Bearing in mind that cults control their members through deceptive and manipulative techniques that induce dependency, anxiety, and fear, the recovery process for someone who has extricated herself from a cult is indeed a rocky road. Former members typically experience a range of feelings: fear, mistrust, and betrayal, as well as confusion and disorientation. At the same time, they usually feel relieved to be out of the cultic situation. Major areas of work will revolve around the following: reestablishing boundaries; regaining self-esteem and self-confidence; dealing with feelings of betrayal; learning to trust again; resolving identity crises (who am I? how did it happen?); and what I call exorcizing the “hindering” emotions of shame, blame, and guilt.

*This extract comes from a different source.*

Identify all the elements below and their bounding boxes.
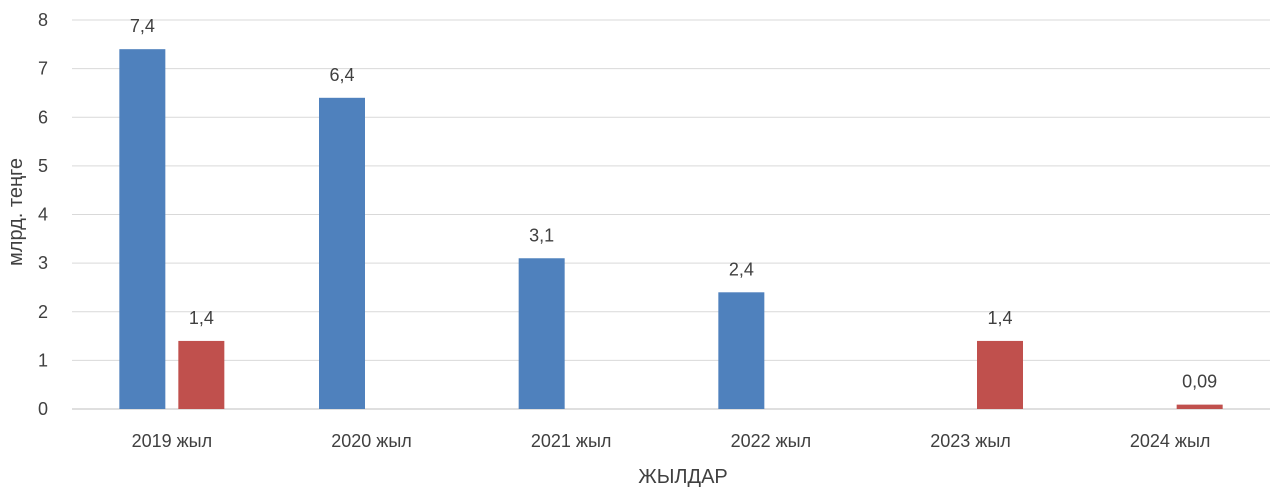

Given the sophisticated and totalist nature of thought reform in a cultic environment, it is hard to separate the effects of sexual abuse from the overall psychological rape perpetrated by the leader and the group. The sexual exploitation is reinforced by the psychological violation; as a result, the harm to the individual is twofold.
Another significant factor is that typically cultic sexual exploitation and abuse is not a one-time occurrence. Integral as it is to the cult philosophy and worldview, ongoing and persistent abuse is likely to be part of daily life; for some women, a decades-long reality. Therefore, the abused female cult member – similar to certain battered women who are also victims of mind manipulation – needs to unravel the psychological trappings that were imposed on her by the perpetrator to ensure submission without challenge to his authority.
In some cases, the feelings related to sexual abuse may be the deepest and last layer of cult-related trauma to explore. Acknowledging that one was sexually exploited in the name of a greater goal is often a painful process. Consequently, some cult members deny, rationalize, minimize, and distort the meaning of the experience, while others may dissociate, separate from, split off, and even “forget” what happened in order to tolerate continued membership in or loyalty toward the group. Part of the healing process will entail the recovery of such unpleasant or unwanted experiences as part of one’s own past. Without such reclamation, the negative experiences tend to come back later and disrupt healthy functioning and the opportunity for satisfying personal relationships based on equality and mutual trust.
Various forms of self-expression (art, music, poetry, dance, journal keeping, drama), support groups, individual therapy, public speaking, and legal action are all means by which women have rid themselves of residual cult thinking and the unnerving aftereffects of cult abuse. Each woman’s healing journey is different. But often with the help of friends, family, educators, counselors, clergy, or therapists, she will find her preferred means of working through the pain, guilt, and shame that is the inevitable legacy of cult membership.